Near-record snowfall and prolonged extreme cold throughout much of the U.S. have caused more than $1.5 billion in insured losses so far this year, according to the Insurance Information Institute.

The $1.5 billion figure covers events from Jan. 1 through Feb. 21, and only includes two of the four winter storms so far in 2014.

Over 175,000 claims have been paid to policyholders so far, according to PCS, a division of Verisk Analytics.
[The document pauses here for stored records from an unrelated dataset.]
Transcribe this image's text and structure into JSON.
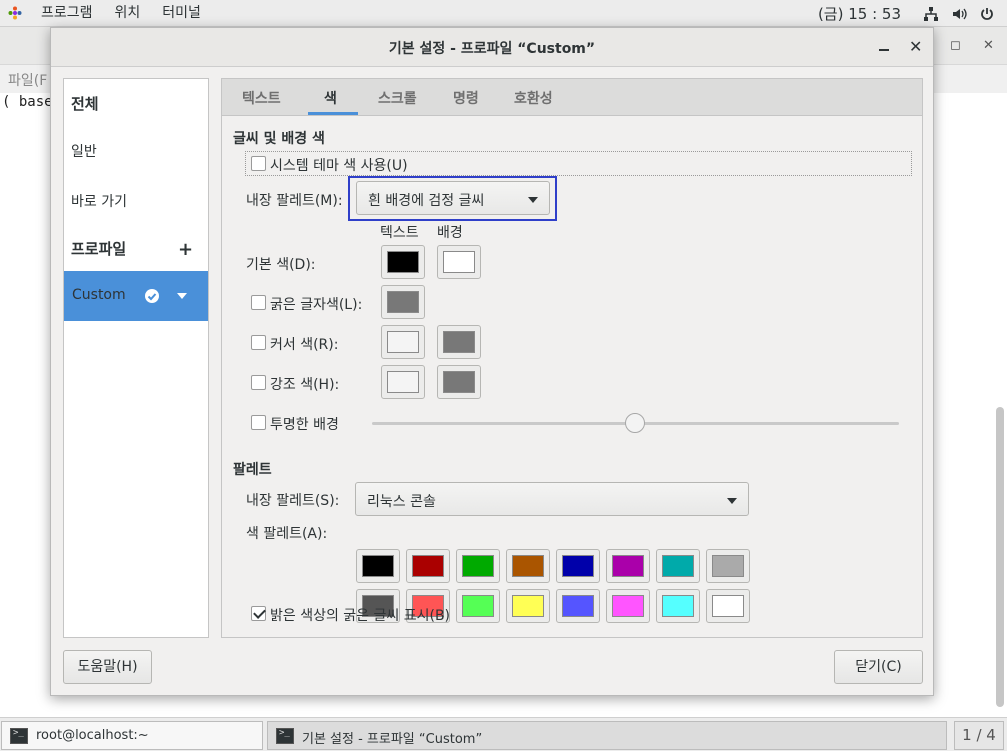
{
  "top_panel": {
    "menus": [
      "프로그램",
      "위치",
      "터미널"
    ],
    "clock": "(금) 15 : 53"
  },
  "bg_window": {
    "menu_fragment": "파일(F",
    "terminal_text": "( base)"
  },
  "dialog": {
    "title": "기본 설정 - 프로파일 “Custom”",
    "sidebar": {
      "all": "전체",
      "general": "일반",
      "shortcuts": "바로 가기",
      "profiles": "프로파일",
      "add_symbol": "+",
      "selected_profile": "Custom"
    },
    "tabs": [
      "텍스트",
      "색",
      "스크롤",
      "명령",
      "호환성"
    ],
    "active_tab": "색",
    "text_bg": {
      "section_title": "글씨 및 배경 색",
      "use_system_theme": "시스템 테마 색 사용(U)",
      "use_system_theme_checked": false,
      "builtin_scheme_label": "내장 팔레트(M):",
      "builtin_scheme_value": "흰 배경에 검정 글씨",
      "col_text": "텍스트",
      "col_bg": "배경",
      "default_color_label": "기본 색(D):",
      "default_text_color": "#000000",
      "default_bg_color": "#ffffff",
      "bold_color_label": "굵은 글자색(L):",
      "bold_color": "#787878",
      "cursor_color_label": "커서 색(R):",
      "cursor_text_color": "#f4f4f4",
      "cursor_bg_color": "#787878",
      "highlight_color_label": "강조 색(H):",
      "highlight_text_color": "#f4f4f4",
      "highlight_bg_color": "#787878",
      "transparent_label": "투명한 배경",
      "transparency_level": 0.5
    },
    "palette": {
      "section_title": "팔레트",
      "builtin_label": "내장 팔레트(S):",
      "builtin_value": "리눅스 콘솔",
      "color_palette_label": "색 팔레트(A):",
      "colors_row1": [
        "#000000",
        "#aa0000",
        "#00aa00",
        "#aa5500",
        "#0000aa",
        "#aa00aa",
        "#00aaaa",
        "#aaaaaa"
      ],
      "colors_row2": [
        "#555555",
        "#ff5555",
        "#55ff55",
        "#ffff55",
        "#5555ff",
        "#ff55ff",
        "#55ffff",
        "#ffffff"
      ],
      "bold_bright_label": "밝은 색상의 굵은 글씨 표시(B)",
      "bold_bright_checked": true
    },
    "help_button": "도움말(H)",
    "close_button": "닫기(C)"
  },
  "taskbar": {
    "tasks": [
      "root@localhost:~",
      "기본 설정 - 프로파일 “Custom”"
    ],
    "pager": "1 / 4"
  }
}
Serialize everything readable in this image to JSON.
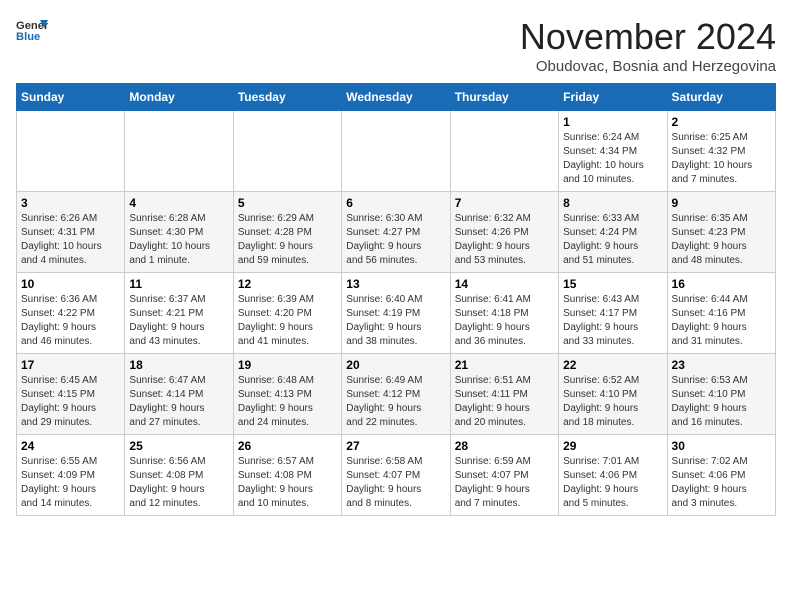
{
  "logo": {
    "text_general": "General",
    "text_blue": "Blue"
  },
  "header": {
    "month_year": "November 2024",
    "location": "Obudovac, Bosnia and Herzegovina"
  },
  "weekdays": [
    "Sunday",
    "Monday",
    "Tuesday",
    "Wednesday",
    "Thursday",
    "Friday",
    "Saturday"
  ],
  "weeks": [
    [
      {
        "day": "",
        "info": ""
      },
      {
        "day": "",
        "info": ""
      },
      {
        "day": "",
        "info": ""
      },
      {
        "day": "",
        "info": ""
      },
      {
        "day": "",
        "info": ""
      },
      {
        "day": "1",
        "info": "Sunrise: 6:24 AM\nSunset: 4:34 PM\nDaylight: 10 hours\nand 10 minutes."
      },
      {
        "day": "2",
        "info": "Sunrise: 6:25 AM\nSunset: 4:32 PM\nDaylight: 10 hours\nand 7 minutes."
      }
    ],
    [
      {
        "day": "3",
        "info": "Sunrise: 6:26 AM\nSunset: 4:31 PM\nDaylight: 10 hours\nand 4 minutes."
      },
      {
        "day": "4",
        "info": "Sunrise: 6:28 AM\nSunset: 4:30 PM\nDaylight: 10 hours\nand 1 minute."
      },
      {
        "day": "5",
        "info": "Sunrise: 6:29 AM\nSunset: 4:28 PM\nDaylight: 9 hours\nand 59 minutes."
      },
      {
        "day": "6",
        "info": "Sunrise: 6:30 AM\nSunset: 4:27 PM\nDaylight: 9 hours\nand 56 minutes."
      },
      {
        "day": "7",
        "info": "Sunrise: 6:32 AM\nSunset: 4:26 PM\nDaylight: 9 hours\nand 53 minutes."
      },
      {
        "day": "8",
        "info": "Sunrise: 6:33 AM\nSunset: 4:24 PM\nDaylight: 9 hours\nand 51 minutes."
      },
      {
        "day": "9",
        "info": "Sunrise: 6:35 AM\nSunset: 4:23 PM\nDaylight: 9 hours\nand 48 minutes."
      }
    ],
    [
      {
        "day": "10",
        "info": "Sunrise: 6:36 AM\nSunset: 4:22 PM\nDaylight: 9 hours\nand 46 minutes."
      },
      {
        "day": "11",
        "info": "Sunrise: 6:37 AM\nSunset: 4:21 PM\nDaylight: 9 hours\nand 43 minutes."
      },
      {
        "day": "12",
        "info": "Sunrise: 6:39 AM\nSunset: 4:20 PM\nDaylight: 9 hours\nand 41 minutes."
      },
      {
        "day": "13",
        "info": "Sunrise: 6:40 AM\nSunset: 4:19 PM\nDaylight: 9 hours\nand 38 minutes."
      },
      {
        "day": "14",
        "info": "Sunrise: 6:41 AM\nSunset: 4:18 PM\nDaylight: 9 hours\nand 36 minutes."
      },
      {
        "day": "15",
        "info": "Sunrise: 6:43 AM\nSunset: 4:17 PM\nDaylight: 9 hours\nand 33 minutes."
      },
      {
        "day": "16",
        "info": "Sunrise: 6:44 AM\nSunset: 4:16 PM\nDaylight: 9 hours\nand 31 minutes."
      }
    ],
    [
      {
        "day": "17",
        "info": "Sunrise: 6:45 AM\nSunset: 4:15 PM\nDaylight: 9 hours\nand 29 minutes."
      },
      {
        "day": "18",
        "info": "Sunrise: 6:47 AM\nSunset: 4:14 PM\nDaylight: 9 hours\nand 27 minutes."
      },
      {
        "day": "19",
        "info": "Sunrise: 6:48 AM\nSunset: 4:13 PM\nDaylight: 9 hours\nand 24 minutes."
      },
      {
        "day": "20",
        "info": "Sunrise: 6:49 AM\nSunset: 4:12 PM\nDaylight: 9 hours\nand 22 minutes."
      },
      {
        "day": "21",
        "info": "Sunrise: 6:51 AM\nSunset: 4:11 PM\nDaylight: 9 hours\nand 20 minutes."
      },
      {
        "day": "22",
        "info": "Sunrise: 6:52 AM\nSunset: 4:10 PM\nDaylight: 9 hours\nand 18 minutes."
      },
      {
        "day": "23",
        "info": "Sunrise: 6:53 AM\nSunset: 4:10 PM\nDaylight: 9 hours\nand 16 minutes."
      }
    ],
    [
      {
        "day": "24",
        "info": "Sunrise: 6:55 AM\nSunset: 4:09 PM\nDaylight: 9 hours\nand 14 minutes."
      },
      {
        "day": "25",
        "info": "Sunrise: 6:56 AM\nSunset: 4:08 PM\nDaylight: 9 hours\nand 12 minutes."
      },
      {
        "day": "26",
        "info": "Sunrise: 6:57 AM\nSunset: 4:08 PM\nDaylight: 9 hours\nand 10 minutes."
      },
      {
        "day": "27",
        "info": "Sunrise: 6:58 AM\nSunset: 4:07 PM\nDaylight: 9 hours\nand 8 minutes."
      },
      {
        "day": "28",
        "info": "Sunrise: 6:59 AM\nSunset: 4:07 PM\nDaylight: 9 hours\nand 7 minutes."
      },
      {
        "day": "29",
        "info": "Sunrise: 7:01 AM\nSunset: 4:06 PM\nDaylight: 9 hours\nand 5 minutes."
      },
      {
        "day": "30",
        "info": "Sunrise: 7:02 AM\nSunset: 4:06 PM\nDaylight: 9 hours\nand 3 minutes."
      }
    ]
  ]
}
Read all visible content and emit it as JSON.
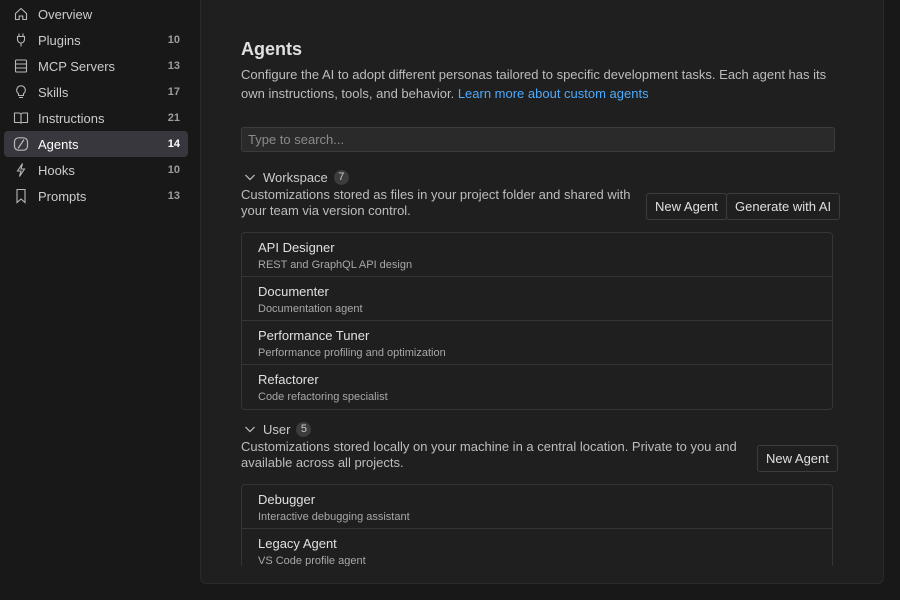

Insured losses include roof collapses, downed tree limbs and power lines, burst pipes from freezing and auto accidents, says I.I.I. Companies have also sustained business interruption and supply-chain losses due to severe travel and transportation delays and closings.

Despite the severity of this winter, losses are well within the magnitude planned for by insurers, says Robert Hartwig, president of I.I.I.

In the chart below, I.I.I. lists the top 10 winter storm and winter damage events in the U.S. and Canada from 1980 to 2013. The cost of these events in insured losses have been adjusted to 2013 inflation.

The costliest event was “The Storm of the Century” from Mar. 11-14, 1993. In today’s figures, the insurance industry sustained over $3.2 billion in insured losses with that storm, which dumped feet of snow from Canada down to the southern U.S., with even the Florida panhandle reporting four inches of snow, says Hartwig.